Academic integrity is the pursuit of scholarly activity in an honest and responsible manner free from fraud and deception. It is the basic guiding principle for all academic activity at The Joseph F. McCloskey School of Nursing (Refer to Nursing Student Professional Behavior/Student Conduct – Student Handbook, p. 508-B).
Academic integrity includes a commitment not to engage in or tolerate acts of academic dishonesty.
Academic dishonesty includes, but is not limited to, cheating, plagiarizing, fabricating of information or citations, facilitating acts of academic dishonesty by others, having unauthorized possession of examinations, submitting work of another person or work previously used without informing the instructor, tampering with the academic work of other students, ghosting or misrepresenting, altering exams, or computer theft.
Definitions/Violations of Academic Integrity Policy
Cheating/Copying – having unauthorized materials or electronic devices, providing or receiving information, possessing testing materials before administration.
Plagiarism – intentionally or carelessly presenting the work of another as one’s own. This can range from failing to cite an author for ideas incorporated into a student’s paper, to cutting and pasting paragraphs from different websites, to handing in a paper downloaded from the Internet. It also includes fabricating information and citations, and submitting other student’s papers as one’s own.
Fabrication – the use of invented, counterfeited, altered, or forged information in assignments of any type, including those activities done in conjunction with academic courses that require students to be involved in out-of-classroom experiences.
Facilitating Acts of Academic Dishonesty – unauthorized collaboration on work; permitting another to copy from one’s exam or written work; writing a paper for another; inappropriately collaborating on home assignments or exams without permission or when prohibited.
Unauthorized Possession of Examinations – buying or stealing of exams or other materials; failing to return exams on file or reviewed in class; selling exams; photocopying exams; any possession of an exam without the instructor’s permission.
Submitting Previous Work – submitting a paper, case study, lab report, or assignment that had been submitted for credit by you in a prior class without the knowledge and permission of the instructor.
Tampering – changing one’s own or another student’s work; tampering with work either as a prank or to sabotage another’s work.
Ghosting or Misrepresenting – taking a quiz or exam, or performing a class assignment in place of another student; having another student do the same in one’s place; signing in as present in class, clinical experience, or on-line educational activity for another student, or having another student do the same in one’s place.

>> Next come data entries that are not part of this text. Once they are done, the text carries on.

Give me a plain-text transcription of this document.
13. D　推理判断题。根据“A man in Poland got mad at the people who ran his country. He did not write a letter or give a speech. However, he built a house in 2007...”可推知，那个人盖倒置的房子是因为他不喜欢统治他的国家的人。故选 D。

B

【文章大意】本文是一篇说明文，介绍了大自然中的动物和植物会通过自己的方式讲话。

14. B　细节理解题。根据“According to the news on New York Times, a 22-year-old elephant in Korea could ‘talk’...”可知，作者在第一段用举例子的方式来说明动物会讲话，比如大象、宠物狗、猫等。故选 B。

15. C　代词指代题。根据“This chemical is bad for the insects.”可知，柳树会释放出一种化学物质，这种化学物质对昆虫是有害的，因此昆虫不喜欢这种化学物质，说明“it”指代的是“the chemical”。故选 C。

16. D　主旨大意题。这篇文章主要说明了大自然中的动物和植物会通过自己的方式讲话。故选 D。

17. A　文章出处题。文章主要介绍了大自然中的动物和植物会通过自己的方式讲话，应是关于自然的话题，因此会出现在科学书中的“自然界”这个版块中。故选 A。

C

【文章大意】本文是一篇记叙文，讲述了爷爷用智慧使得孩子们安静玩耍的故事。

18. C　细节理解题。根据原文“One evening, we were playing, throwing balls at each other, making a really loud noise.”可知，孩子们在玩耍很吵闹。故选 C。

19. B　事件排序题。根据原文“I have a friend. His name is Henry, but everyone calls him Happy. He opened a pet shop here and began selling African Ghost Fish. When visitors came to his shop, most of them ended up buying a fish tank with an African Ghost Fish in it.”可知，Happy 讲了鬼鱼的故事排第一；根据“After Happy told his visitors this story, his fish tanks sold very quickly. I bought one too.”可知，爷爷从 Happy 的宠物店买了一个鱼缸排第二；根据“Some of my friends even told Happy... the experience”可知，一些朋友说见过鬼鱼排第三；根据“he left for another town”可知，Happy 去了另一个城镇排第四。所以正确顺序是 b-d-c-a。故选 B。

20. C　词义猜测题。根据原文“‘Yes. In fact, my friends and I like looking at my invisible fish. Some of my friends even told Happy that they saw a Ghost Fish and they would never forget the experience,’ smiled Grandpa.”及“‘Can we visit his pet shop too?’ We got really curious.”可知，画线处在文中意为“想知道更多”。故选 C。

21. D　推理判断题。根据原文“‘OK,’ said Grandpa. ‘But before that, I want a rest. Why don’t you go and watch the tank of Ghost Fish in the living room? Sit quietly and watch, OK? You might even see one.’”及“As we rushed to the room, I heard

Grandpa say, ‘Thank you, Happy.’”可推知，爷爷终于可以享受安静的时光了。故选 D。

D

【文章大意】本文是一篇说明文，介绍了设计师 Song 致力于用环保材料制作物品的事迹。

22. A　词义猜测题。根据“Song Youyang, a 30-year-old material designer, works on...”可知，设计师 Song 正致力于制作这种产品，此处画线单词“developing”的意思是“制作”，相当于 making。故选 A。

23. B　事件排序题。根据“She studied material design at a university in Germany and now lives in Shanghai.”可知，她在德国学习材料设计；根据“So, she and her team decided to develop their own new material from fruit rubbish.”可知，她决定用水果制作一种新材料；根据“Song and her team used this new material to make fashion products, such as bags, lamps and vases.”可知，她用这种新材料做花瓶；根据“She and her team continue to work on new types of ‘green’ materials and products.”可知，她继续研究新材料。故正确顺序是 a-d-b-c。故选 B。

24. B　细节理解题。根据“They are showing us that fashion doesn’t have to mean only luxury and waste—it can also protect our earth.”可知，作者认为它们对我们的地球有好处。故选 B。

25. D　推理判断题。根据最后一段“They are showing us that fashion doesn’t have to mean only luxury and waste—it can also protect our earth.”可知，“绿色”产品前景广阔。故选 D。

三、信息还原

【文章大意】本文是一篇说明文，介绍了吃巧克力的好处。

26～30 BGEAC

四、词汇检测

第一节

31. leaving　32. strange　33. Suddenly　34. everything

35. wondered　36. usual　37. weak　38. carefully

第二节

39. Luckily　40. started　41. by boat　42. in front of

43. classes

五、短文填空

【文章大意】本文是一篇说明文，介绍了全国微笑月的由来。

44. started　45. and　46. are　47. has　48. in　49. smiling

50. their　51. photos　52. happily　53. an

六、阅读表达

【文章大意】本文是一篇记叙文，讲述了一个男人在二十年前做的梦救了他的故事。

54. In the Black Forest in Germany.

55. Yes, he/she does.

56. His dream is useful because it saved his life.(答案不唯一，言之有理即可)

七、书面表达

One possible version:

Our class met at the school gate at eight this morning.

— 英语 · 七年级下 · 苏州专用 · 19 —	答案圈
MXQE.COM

Altering Exams – changing incorrect answers, and seeking favorable grade changes when instructor returns graded exams for in-class review, and then collects them; asserting that the instructor made a mistake in grading. Other forms include changing the letter and/or numerical grade on a test.
Computer Theft – electronic theft of computer programs or other software, data, images, art, or text belonging to another.
Unauthorized Audiotaping – The use of any recording device without written permission of any instructor in any course. The instructor retains the right to revoke permission at any time.
Unauthorized photography – Use of photography or photographic equipment or images without written permission of any instructor in any course. The instructor retains the right to revoke permission at any time.
Unauthorized videotaping – Use of any video recording device without written permission of any instructor in any course. The instructor retains the right to revoke permission at any time.
Unauthorized Use of Protected Health Information – Photocopying, photographing, using smart technology, or any electronic means to reproduce any information from a patient’s electronic medical record is strictly prohibited.
- Each student shall complete the Academic Integrity Tutorial at the beginning of each academic year.
- If a student is considered as having violated the Academic Integrity Policy, the instructor will inform the student, and will meet with the student to discuss the allegation. At the end of the meeting, the instructor decides whether or not a violation has occurred, and imposes appropriate sanctions.
- Academic dishonesty may result in any of the following sanctions:
- Academic or clinical probation
- Reduced grade on an assignment
- A “zero” for the examination, quiz, or assignment in question
- Course failure
- Dismissal from the Program
- The student has the right to utilize the Grievance Procedure for Nursing students of Joseph F. McCloskey School of Nursing as found in the School Handbook.